Also head to github.com forward slash explore.
You'll find some trendy repos, some feature repos from our blog and the audio podcasts.
If you're on Twitter, follow Change Log Show, not The Change Log.
And I'm Adam Stack.
And I'm Penguin, P-E-N-G-W-I-N-N.
Fun episode this week talking web soets with some experts in the area. Peter over at Yahoo,
Martin from PushYourApp,
and Guillermo from Socket.io,
along with guest host
Michael Smith from way down under again.
Yeah, that's a nice lineup there.
Yeah, Michael's got a Project Node WebSocket server
that is an implementation
of WebSocket server-side, so I guess we should mention
what WebSockets are. Yeah, what is it?
It's a persistent connection
between the browser and the server
so that you can do server push down to the browser
and they can just open that long-running connection
and it's more two-way bidirectional communication
between client and server
without having to do long polling or AJAX techniques
like we currently do.
Right, so the idea is to move away from the AJAX piece of it,
speed it up, and be more native?
Yeah.
Especially as more and more apps are poised to go real-time.
This is just the ever-evolving landscape of web development.
Cool.
Fun episode this week.
Should we get to it?
Let's do it. All right, we're joined today by Peter, Martin, and Guillermo, and Michael Smith to talk about HTML5 WebSockets.
Before we dive right in, let's go around the horn and each of you introduce yourself, kind of what you do in the landscape of WebSockets, where you work, and your role there.
Peter, let's start with you.
So I'm Peter Grice. I work at Yahoo. I'm a principal engineer.
I work on mail. We're looking at using WebSockets for a couple of different things. We don't have
anything in production yet because obviously WebSockets is pretty new, but we're looking at
using it for adding different real-time features to mail, message notifications, other things like
that, and also doing some experiments with using it to accelerate attachment uploads.
All right, Martin?
Hi there. I work at a company called New Bamboo.
We're a Ruby shop in London.
So as well as client projects, we've got a few products that we're working on at the moment.

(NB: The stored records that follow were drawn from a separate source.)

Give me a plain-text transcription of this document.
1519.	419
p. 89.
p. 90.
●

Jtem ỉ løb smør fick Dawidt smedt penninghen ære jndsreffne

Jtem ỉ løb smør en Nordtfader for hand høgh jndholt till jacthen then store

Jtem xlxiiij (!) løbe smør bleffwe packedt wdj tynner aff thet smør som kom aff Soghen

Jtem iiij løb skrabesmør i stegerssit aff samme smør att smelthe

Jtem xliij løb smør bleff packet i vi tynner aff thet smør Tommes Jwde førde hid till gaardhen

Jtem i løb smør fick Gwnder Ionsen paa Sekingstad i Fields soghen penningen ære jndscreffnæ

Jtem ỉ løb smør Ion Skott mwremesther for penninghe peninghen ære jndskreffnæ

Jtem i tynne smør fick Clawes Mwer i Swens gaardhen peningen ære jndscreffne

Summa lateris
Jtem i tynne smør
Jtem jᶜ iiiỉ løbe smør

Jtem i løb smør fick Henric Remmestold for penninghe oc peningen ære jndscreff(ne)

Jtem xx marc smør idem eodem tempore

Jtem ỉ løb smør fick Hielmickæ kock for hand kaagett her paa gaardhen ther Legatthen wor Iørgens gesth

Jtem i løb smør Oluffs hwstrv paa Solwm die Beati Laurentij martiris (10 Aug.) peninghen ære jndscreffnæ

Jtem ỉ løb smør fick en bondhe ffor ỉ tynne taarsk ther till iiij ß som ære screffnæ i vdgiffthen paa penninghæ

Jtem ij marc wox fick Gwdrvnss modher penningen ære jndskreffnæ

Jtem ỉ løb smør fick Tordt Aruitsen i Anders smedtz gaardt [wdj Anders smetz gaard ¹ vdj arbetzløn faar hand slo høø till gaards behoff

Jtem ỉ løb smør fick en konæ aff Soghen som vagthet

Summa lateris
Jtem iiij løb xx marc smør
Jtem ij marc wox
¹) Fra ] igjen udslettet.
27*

One of those is called Pusher App.
And the idea of Pusher App is making it really simple for people to be able to push events to
browsers we have an api which you push events to and those are then via a pub sub model sent to
send to browsers we've used this internally on a few of our on a few of our client projects and
and our other products and it's been working really nicely.
I should say WebSockets.
We use WebSockets to implement Pusher app.
Guillermo?
Hello.
My name is Guillermo Rauch. I'm the CTO of LearnBoost, an education startup in San Francisco.
And I created Socket.io, which is uh two projects one is the uh a client that provides uh websocket like api on
on the browser that um basically gives you websocket um and a bunch of our different
transports um in a way in this in a way that like jquery provides dollar aj, and they give you XML HTTP requests for standard compliant browsers,
and ActiveX object for Internet Explorer.
I do the same thing for many different browsers and many different transports.
But the developer thinks it's a WebSocket-like API.
On the server side, I created Socket.io-node,
which is an implementation of all these different types of requests
so that you also develop as if you were receiving data from a socket.
Perfect.
So regular listeners of the ChangeLog will know that we normally cover
projects on the podcast,
but sometimes we take a step back and cover broader topics.
And we'll dive into some of your projects in just a moment.
But, Michael, why don't you give an overview for those that might not know what WebSockets is and why it should get us excited?
Okay, sure.
WebSockets are a new piece of technology that is currently falling under the umbrella term of HTML5.
They're basically a way to get bidirectional communication between your web browser and
a server, and there's no need for constantly opening up new connections or things like
that.
So very fast, very real-time, quite similar to almost having a TCP socket
although there's a bit more to it than that
and currently we've got browser support
in Safari, Chrome, Firefox
4 is coming I've heard and same with
an internal build of Opera
I haven't heard anything on Internet Explorer support
but we can only hope.
So speaking of support for additional browsers,
I guess both in Socket.io and Push Your App,
you guys are doing some fallback techniques for older browsers.
Martin, why don't you speak for a moment
what you guys are doing in Push Your App for those?
Right.
We actually use a library which...
Sorry, I'll start again. Right. We actually use a library that is called... I need to look it up, actually. Sorry. Feel free to go first on Socket.io.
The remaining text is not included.